BURBANK, Wash. — At Great Columbia Berry Farm in Burbank, farmer Brandon Lott is getting more from his 225 acres of organic blueberries.
Although Lott isn't increasing the number of organic acres at his farm, he said he's getting more blueberries, as some of his young blueberry plants begin to mature.
The additional fruit from Lott's land may be one of the reasons why the value of sales from organic acres in Washington has increased, even though the amount of organic farmland has fallen in the last two years.
The value of certified organic crops to the state's farmers rose 16 percent in 2010, to $244.6 million, according to a recent study by the Washington State University Center for Sustaining Agriculture and Natural Resources.
But the total of organic acres has dropped from 104,962 in 2009, to 89,186 in 2011, according to the study.
Grant County remained the state's leading producer of organic crops, with $64 million in sales and more than 25 percent of the state's organic farmland.
In Benton County, 28 farms had 13,033 acres in 2009, while 27 farms had 8,699 acres in 2011, a drop of 4,334 acres, or 33 percent.
Franklin County had 31 farms with 3,749 organic acres in 2009, which dropped by 429 acres to 3,320 in 2011, a decline of 11 percent.
Benton County saw organic sales increase by 0.5 percent to about $22 million in 2010, while Franklin County's sales went up by 22 percent to $13.2 million.
Walla Walla County bucked the state trend, and saw organic farmland grow in the past two years. Nine farms with 1,649 acres in 2009 grew to 12 farms with 2,328 organic acres in 2011, an acreage growth of 41 percent.
Walla Walla County saw organic sales almost double between 2009 and 2010, the most recent year where sales data is available. Sales went from about $10.5 million to more than $20 million.
This year, Walla Walla County's organic acres included almost 856 acres of apples grown by Prescott's Broetje Orchards, as well as Lott's blueberries, according to data from the state Department of Agriculture.
Statewide, tree fruit represents about 20 percent of all organic acres, according to the study.
Organic apples, pears and cherries grow well in Washington for the same reason conventional apples, pears and cherries do well -- the climate, said David Granatstein, a sustainable agriculture specialist at WSU's Center for Sustaining Agriculture and Natural Resources. He completed the recent study with Elizabeth Kirby, a WSU sustainable agriculture research associate.
Farmers also tend to have less pest and disease problems, he said.
"It is just a great place to grow organic fruit," he said.
Not all fruit that is grown organically is sold as organic, Granatstein said. About 20 to 25 percent is diverted to other markets, depending on the price. Those acres show up when surveying the number of organic acres in the state, but aren't reflected in the sales data, he said.
Lott said there has been a growing demand for organic, which he is trying to keep up with using his current acres.
Lott said he started organic farming with apples at Applegate Orchards in Burbank about 15 years ago, and now has 45 organic acres.
About a decade ago, he started growing organic blueberries. The price for them has stayed relatively stable, but the desired quantity is up, Lott said.
Marketers sell his blueberries across the nation. He said all but about 10 percent are sold fresh.

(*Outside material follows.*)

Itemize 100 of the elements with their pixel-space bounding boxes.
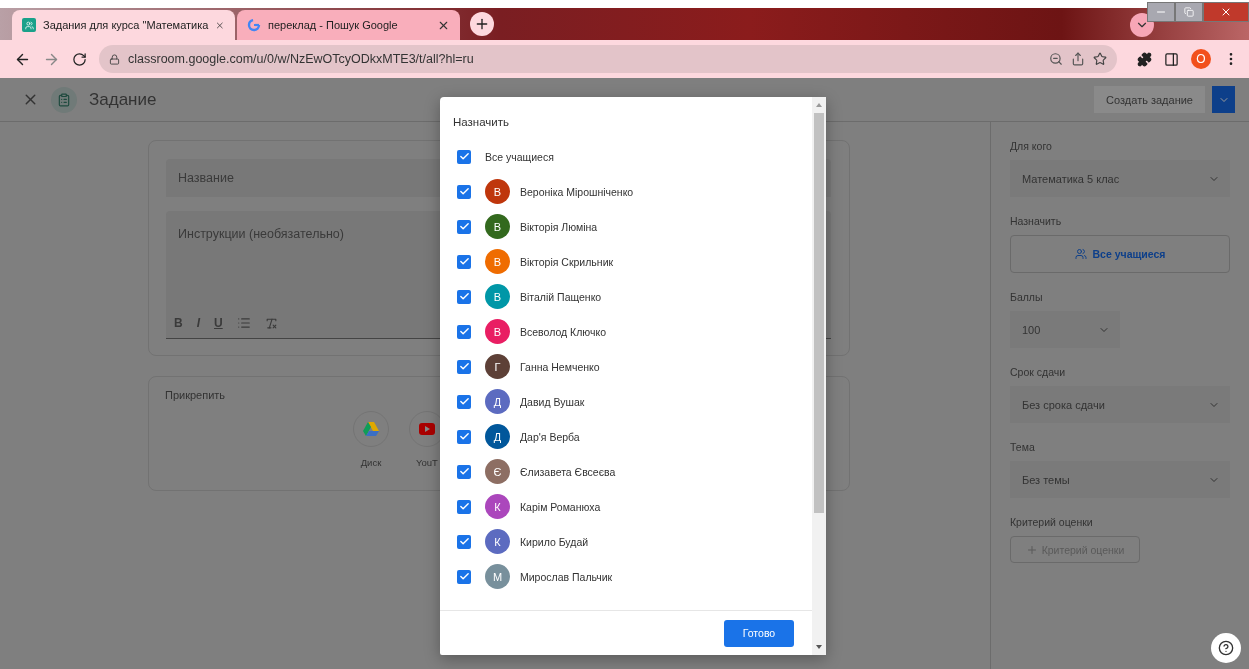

Although prices for organic fruit have increased, they still aren't as high as they were in 2007, Granatstein said.
But farmers have a disincentive to pull out of organic farming quickly because it takes three years for acres to become certified organic, he said.
The state Department of Agriculture certifies organic farms using U.S. Department of Agriculture standards.

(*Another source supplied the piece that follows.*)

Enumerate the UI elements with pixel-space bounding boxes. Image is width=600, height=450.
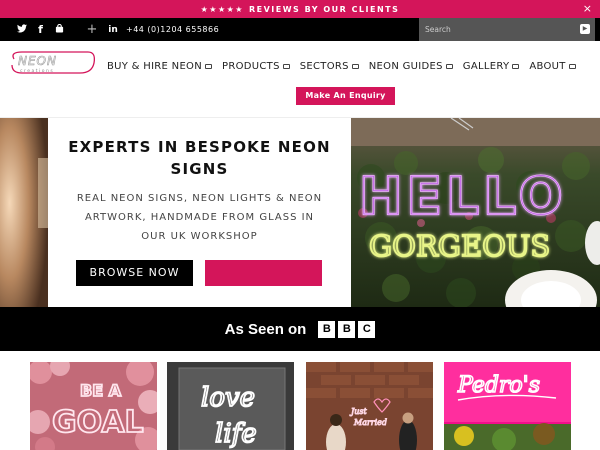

The three-years process also makes it more difficult for farmers to respond quickly to changes in the market and to demand, Granatstein said.
Franklin County farmer Alan Schreiber is expanding his organic acres at Schreiber & Sons.
He plans to increase his organic asparagus and melons, which along with eggplant, are his three largest organic crops. About one-third of his 115 acres are either certified organic or in transition.
He said he has been transitioning some of his acres into organic since he started organic farming about seven years ago.
There is a demand for organic produce, Schreiber said. About 40 percent of what his farm grows is sold locally to restaurants, at farmers markets and to families through Community Supported Agriculture, where families can buy a share and receive boxes of fresh-picked produce during the season.
The rest is sold in Western Oregon, Western Washington and British Columbia, he said.
Schreiber said he grows about 250 different varieties of crops organically, but he just doesn't have the ground to grow everything that way.
Schreiber said he thinks the decrease in organic acres will be temporary. Like conventional agriculture, the organic market will see some ups and downs, and market correction, he said.
Schreiber said he feels some organic crops, such as apples, were overplanted, so demand did not keep up with supply.
Granatstein said he was surprised to see the number of organic acres continue to drop in 2011. He thought it would level out or go up.
But he said he has heard that there has been a scramble among growers this year to find organic ground for processed vegetables.
Nationwide, organic food sales have grown to about 4 percent of all food sales in 2010.
The difference in price of organic and conventional food for the consumer has dropped, helping to increase sales, Granatstein said.
"The recession did not undercut this whole trend around people being more interested in their food," he said.